As US President Donald Trump starts his first official visit to Saudi Arabia on Saturday, he is being carefully watched in light of comments he has made, both during his election campaign and after gaining the presidency, that have been seen by many as hostile both to Islam and Muslims.
During his campaign, he famously pledged to close US borders to all Muslims out of security concerns.
“Donald J. Trump is calling for a total and complete shutdown of Muslims entering the United States until our country’s representatives can figure out what the hell is going on,” he told a rally in the state of South Carolina in December last year.
As president, he then introduced two travel bans for several predominantly Muslim countries for “security reasons,” though he and his administration insist that these were not “Muslim bans.”
The bans, which were blocked by US courts, did not include Saudi Arabia – one of the main US allies in the Middle East – among the blacklisted countries, although 15 of the 19 men involved in the September 11, 2001, attacks were Saudi citizens.

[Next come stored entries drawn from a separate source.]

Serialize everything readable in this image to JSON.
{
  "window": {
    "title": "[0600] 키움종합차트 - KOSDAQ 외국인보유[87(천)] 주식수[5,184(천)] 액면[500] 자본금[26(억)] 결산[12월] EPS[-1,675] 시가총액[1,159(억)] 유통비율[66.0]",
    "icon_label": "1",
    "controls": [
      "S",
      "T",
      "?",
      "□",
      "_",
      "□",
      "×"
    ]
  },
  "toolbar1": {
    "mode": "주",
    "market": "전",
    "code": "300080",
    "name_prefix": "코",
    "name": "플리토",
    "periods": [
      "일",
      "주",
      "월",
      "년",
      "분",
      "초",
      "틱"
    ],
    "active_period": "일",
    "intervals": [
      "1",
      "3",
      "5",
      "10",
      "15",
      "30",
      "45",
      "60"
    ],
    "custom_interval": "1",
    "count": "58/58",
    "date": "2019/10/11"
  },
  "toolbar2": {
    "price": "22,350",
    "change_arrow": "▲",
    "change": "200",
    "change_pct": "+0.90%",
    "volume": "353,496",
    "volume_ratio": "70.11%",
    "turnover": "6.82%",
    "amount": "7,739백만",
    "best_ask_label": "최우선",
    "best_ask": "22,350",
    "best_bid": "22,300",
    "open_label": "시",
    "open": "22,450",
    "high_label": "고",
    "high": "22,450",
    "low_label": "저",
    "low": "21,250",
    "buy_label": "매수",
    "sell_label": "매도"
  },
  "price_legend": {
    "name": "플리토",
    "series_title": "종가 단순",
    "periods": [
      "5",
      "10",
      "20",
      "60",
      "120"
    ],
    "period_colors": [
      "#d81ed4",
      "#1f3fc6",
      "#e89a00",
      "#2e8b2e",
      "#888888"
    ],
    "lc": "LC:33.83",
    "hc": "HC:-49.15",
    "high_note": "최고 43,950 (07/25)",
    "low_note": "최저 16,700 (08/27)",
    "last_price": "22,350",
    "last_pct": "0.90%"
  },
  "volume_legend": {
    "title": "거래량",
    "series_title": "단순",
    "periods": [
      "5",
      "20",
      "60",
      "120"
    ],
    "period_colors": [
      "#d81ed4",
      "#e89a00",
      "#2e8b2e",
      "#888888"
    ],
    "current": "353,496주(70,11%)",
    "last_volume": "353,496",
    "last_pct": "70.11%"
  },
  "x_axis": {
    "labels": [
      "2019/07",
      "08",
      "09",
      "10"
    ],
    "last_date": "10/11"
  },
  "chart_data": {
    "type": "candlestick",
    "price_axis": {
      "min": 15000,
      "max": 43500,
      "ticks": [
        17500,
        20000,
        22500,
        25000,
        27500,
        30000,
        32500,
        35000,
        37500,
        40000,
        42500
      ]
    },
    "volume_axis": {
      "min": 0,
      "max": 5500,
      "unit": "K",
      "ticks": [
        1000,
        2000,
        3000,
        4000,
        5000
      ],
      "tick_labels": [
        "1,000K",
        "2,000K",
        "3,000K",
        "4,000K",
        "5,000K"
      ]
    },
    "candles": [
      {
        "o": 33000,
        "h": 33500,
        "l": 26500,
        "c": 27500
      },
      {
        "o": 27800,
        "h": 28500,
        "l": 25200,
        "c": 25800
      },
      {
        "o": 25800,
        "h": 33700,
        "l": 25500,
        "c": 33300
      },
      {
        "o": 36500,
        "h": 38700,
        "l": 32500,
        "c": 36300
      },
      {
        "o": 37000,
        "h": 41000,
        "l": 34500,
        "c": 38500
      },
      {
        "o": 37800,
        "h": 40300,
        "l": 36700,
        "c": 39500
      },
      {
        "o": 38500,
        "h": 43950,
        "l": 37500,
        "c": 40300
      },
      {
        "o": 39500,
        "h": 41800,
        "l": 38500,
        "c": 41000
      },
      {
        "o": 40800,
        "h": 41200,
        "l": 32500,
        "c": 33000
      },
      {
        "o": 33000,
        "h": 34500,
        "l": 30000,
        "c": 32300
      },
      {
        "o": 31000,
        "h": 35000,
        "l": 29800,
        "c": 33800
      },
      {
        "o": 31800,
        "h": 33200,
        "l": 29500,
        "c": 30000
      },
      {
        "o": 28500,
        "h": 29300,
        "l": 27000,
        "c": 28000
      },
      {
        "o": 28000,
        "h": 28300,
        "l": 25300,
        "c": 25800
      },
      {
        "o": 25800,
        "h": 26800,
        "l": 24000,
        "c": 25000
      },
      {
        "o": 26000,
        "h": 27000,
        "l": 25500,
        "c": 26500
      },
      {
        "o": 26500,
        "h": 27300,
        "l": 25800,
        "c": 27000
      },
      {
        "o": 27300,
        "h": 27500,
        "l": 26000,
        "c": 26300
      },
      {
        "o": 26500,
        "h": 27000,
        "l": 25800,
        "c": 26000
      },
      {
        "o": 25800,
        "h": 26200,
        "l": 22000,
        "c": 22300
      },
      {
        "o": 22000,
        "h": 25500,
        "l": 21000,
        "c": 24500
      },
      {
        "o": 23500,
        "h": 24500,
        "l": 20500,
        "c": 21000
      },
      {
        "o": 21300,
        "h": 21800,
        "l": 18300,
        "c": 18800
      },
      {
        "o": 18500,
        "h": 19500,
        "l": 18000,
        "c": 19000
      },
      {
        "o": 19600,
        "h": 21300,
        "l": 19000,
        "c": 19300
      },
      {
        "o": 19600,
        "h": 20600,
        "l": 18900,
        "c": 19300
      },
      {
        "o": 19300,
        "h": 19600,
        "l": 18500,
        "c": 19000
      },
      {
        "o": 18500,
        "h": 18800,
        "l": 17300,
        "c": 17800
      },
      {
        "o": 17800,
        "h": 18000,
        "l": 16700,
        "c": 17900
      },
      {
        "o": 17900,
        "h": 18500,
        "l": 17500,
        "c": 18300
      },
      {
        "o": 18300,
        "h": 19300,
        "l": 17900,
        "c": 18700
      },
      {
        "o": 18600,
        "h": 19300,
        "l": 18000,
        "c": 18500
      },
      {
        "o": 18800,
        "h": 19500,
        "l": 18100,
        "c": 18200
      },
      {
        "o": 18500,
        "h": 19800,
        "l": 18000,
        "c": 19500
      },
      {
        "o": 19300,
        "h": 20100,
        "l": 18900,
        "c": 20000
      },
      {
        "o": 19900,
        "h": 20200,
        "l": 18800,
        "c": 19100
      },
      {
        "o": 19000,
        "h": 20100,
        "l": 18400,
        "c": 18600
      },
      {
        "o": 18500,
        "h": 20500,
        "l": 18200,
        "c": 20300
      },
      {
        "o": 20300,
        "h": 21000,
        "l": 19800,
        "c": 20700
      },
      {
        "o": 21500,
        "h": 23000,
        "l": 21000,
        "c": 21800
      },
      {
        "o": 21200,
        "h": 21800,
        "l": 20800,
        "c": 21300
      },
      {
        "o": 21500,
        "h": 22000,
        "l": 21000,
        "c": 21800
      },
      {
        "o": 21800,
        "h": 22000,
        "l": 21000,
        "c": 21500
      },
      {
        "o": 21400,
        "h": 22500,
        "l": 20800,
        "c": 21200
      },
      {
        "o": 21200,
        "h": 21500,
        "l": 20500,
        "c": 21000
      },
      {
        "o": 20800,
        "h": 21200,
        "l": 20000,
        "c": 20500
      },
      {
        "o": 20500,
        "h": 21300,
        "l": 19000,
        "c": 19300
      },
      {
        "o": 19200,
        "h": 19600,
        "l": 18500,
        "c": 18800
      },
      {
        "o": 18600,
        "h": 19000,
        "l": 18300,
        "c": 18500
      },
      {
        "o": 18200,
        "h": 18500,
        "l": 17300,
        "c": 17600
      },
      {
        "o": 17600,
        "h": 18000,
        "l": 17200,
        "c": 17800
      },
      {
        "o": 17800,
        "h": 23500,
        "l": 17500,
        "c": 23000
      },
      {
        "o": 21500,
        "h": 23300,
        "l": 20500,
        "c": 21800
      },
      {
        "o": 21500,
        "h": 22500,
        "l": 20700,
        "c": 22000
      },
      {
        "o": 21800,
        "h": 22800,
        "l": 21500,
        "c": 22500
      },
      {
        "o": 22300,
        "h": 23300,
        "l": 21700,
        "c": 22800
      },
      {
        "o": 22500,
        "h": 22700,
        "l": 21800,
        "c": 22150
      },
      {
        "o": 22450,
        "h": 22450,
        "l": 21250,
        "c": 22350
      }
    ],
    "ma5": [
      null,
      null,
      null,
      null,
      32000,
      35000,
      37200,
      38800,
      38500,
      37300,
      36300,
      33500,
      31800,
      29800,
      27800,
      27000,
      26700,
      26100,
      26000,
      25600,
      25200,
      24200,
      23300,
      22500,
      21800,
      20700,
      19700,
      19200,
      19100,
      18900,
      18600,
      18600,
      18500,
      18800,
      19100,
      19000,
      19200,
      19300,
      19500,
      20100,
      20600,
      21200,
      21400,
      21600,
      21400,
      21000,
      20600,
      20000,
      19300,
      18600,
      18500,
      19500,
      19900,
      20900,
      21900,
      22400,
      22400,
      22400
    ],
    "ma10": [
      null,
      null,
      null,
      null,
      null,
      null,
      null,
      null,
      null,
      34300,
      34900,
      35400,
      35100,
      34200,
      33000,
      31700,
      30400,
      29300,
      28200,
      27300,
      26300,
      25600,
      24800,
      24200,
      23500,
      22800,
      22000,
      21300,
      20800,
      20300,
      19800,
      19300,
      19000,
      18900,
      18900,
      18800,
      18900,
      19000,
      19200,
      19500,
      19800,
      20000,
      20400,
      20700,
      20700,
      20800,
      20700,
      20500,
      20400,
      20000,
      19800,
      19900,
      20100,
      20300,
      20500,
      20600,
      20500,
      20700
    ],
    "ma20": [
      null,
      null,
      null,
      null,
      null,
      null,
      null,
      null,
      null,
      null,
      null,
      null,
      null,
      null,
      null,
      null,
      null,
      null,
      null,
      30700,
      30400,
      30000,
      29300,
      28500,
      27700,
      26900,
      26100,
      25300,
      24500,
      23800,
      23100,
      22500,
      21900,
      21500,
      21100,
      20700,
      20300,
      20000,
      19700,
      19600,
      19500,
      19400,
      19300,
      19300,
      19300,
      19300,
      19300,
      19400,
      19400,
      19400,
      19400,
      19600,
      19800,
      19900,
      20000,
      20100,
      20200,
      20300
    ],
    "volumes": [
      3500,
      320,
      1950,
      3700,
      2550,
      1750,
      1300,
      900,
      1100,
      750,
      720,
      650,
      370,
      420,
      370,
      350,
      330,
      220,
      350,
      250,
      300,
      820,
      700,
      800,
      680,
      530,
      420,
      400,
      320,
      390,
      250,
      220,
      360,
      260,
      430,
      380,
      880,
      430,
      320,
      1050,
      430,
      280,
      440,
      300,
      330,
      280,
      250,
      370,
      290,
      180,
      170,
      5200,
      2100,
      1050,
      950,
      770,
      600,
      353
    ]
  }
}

Critics of the proposed bans have pointed out that no significant terrorist attacks have been carried out on US soil by nationals from the six countries that are listed: Somalia, Iran, Syria, Sudan, Libya and Yemen.
The second attempt to put a ban in place removed Iraq from an original list of seven countries whose nationals would not have been allowed to enter the United States.
However, his comments on Islam and Muslims have often contradicted each other.
On the negative side, he told the US broadcaster CNN, “Islam hates us.” When asked whether he meant all of the religion’s 1.6 billion adherents, Trump answered: “I mean a lot of them.”
He has also frequently claimed that Muslims represented a security threat: “I didn’t see Swedish people knocking down the World Trade Center” is just one example in which he compared Swedes favorably with Muslims.
And he drew vehement criticism even from within his own party for comments in which he seemed to suggest that the mother of a Muslim American soldier killed by a suicide bomber in Iraq had been forbidden by religious considerations from speaking at the Democratic National Convention.
On other occasions, however, he has said, “I love the Muslims. Great people,” and referred to the “phenomenal” people from the Muslim community he has worked with.
On his Saudi trip, Trump has said he will ask Muslim leaders “to fight hatred and extremism and embrace a peaceful future for their faith.”
The president is seen as being likely to find favor in Sunni Saudi Arabia for his tough stance on Shiite Iran. His predecessor, Barack Obama, had aroused suspicion in Gulf Arab states for what was seen by them as a lenient attitude to their regional rival.